But I didn’t expect to see him

am motivated to write on Joe Turner’s topic, “But I Didn’t See Him!” (May 2016, p. 36). I will not focus on the physical inability to see motorcyclists as Mr. Turner does, but rather on the mental inability to do so. I don’t refer strictly to angular invisibility, as Mr. Turner does, but to the situation in which an automobile facing us turns left across our lane in front of us – a situation which is common and about which I have read there are many accidents where the motorcyclist loses. I was taught, as Mr. Turner wisely cautions, “Never assume a car driver sees you.” I was also taught that, in this left-turn situation, one should seek to establish actual eye contact with the driver of the oncoming car, and still assume he’ll turn left in front of you. That is unless your eye contact persuades you, perhaps with waves and head nods, that the oncoming driver actually sees you, acknowledges your presence, understands you have the right-of-way and is prepared to yield it to you.

M y musing about this left-turn situation includes a point I read years ago, that the most visible vehicle to a car driver is a motorcycle policeman. That got me thinking that there is some mental function going on wherein the brain seems to prioritize risks. So in traffic, the oncoming driver sees the motorcycle policeman but does not see a non-police motorcycle. The oncoming driver will rarely turn left in the face of an oncoming massive truck, and probably not in front of the average car. I had a relevant experience in which I was driving my 1941 Packard.

I was proceeding westward on the main street through the town in which I live. A woman was driving a car east toward me in the opposite lane. Suddenly the woman turned left in front of me as if I wasn’t there. Fortunately a Packard has excellent brakes, which I used suddenly and to good effect. I think the woman never saw me. And I began to figure that perhaps she didn’t see me because her experience hasn’t included seeing cars such as a Packard. Her brain simply didn’t register a risk.
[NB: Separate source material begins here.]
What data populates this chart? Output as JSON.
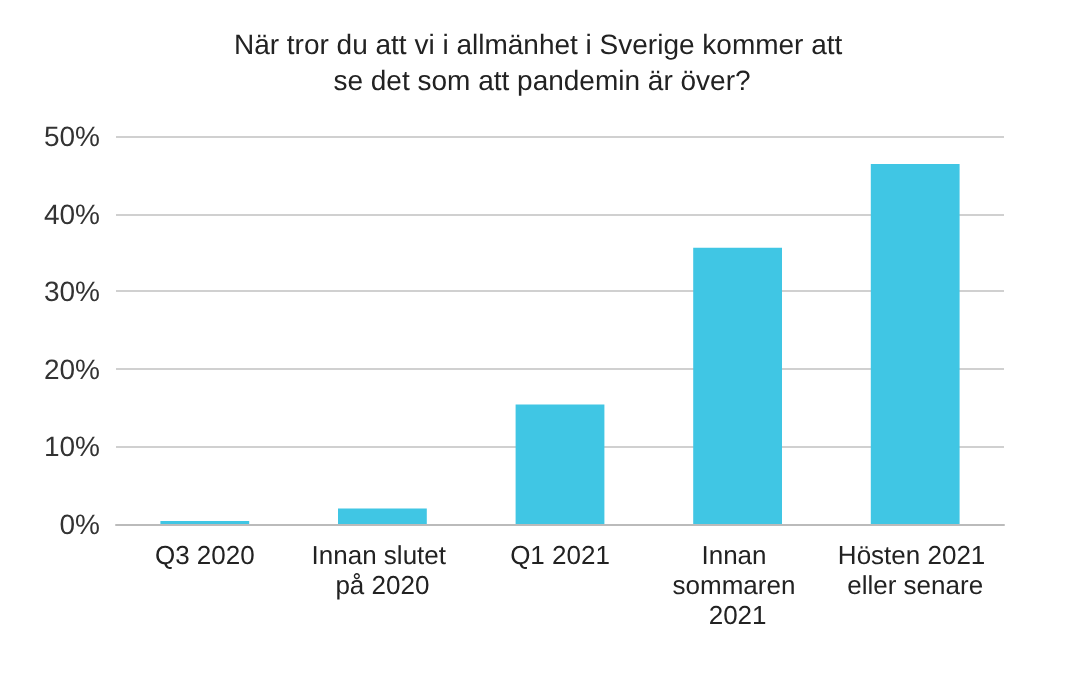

I have come to think that our brains have a subconscious automatic risk-assessment and prioritizing ability. The brain registers risk if oncoming traffic is oversized or a commonly seen vehicle. It registers low or no risk if the oncomer is a motorcyclist, unless the motorcyclist is clearly the police. Once while on my Wing, waiting at a red light, an elderly lady walked up to me and addressed me as “Officer.” I figured she saw (1) my big bike – a 1975 Gold Wing with large white fairing, and (2) its driver wearing a full-face white helmet. The lady’s mind registered me as police, and therefore, approachable for information.

I think this subconscious auto-prioritizing is going to be increasingly important to motorcyclists as automobiles acquire new electronic competence and other digital gadgets take hold in our lives. Thanks to Joe Turner for his excellent article. I’m sure he joins me in wishing us all: Keep the rubber on the road!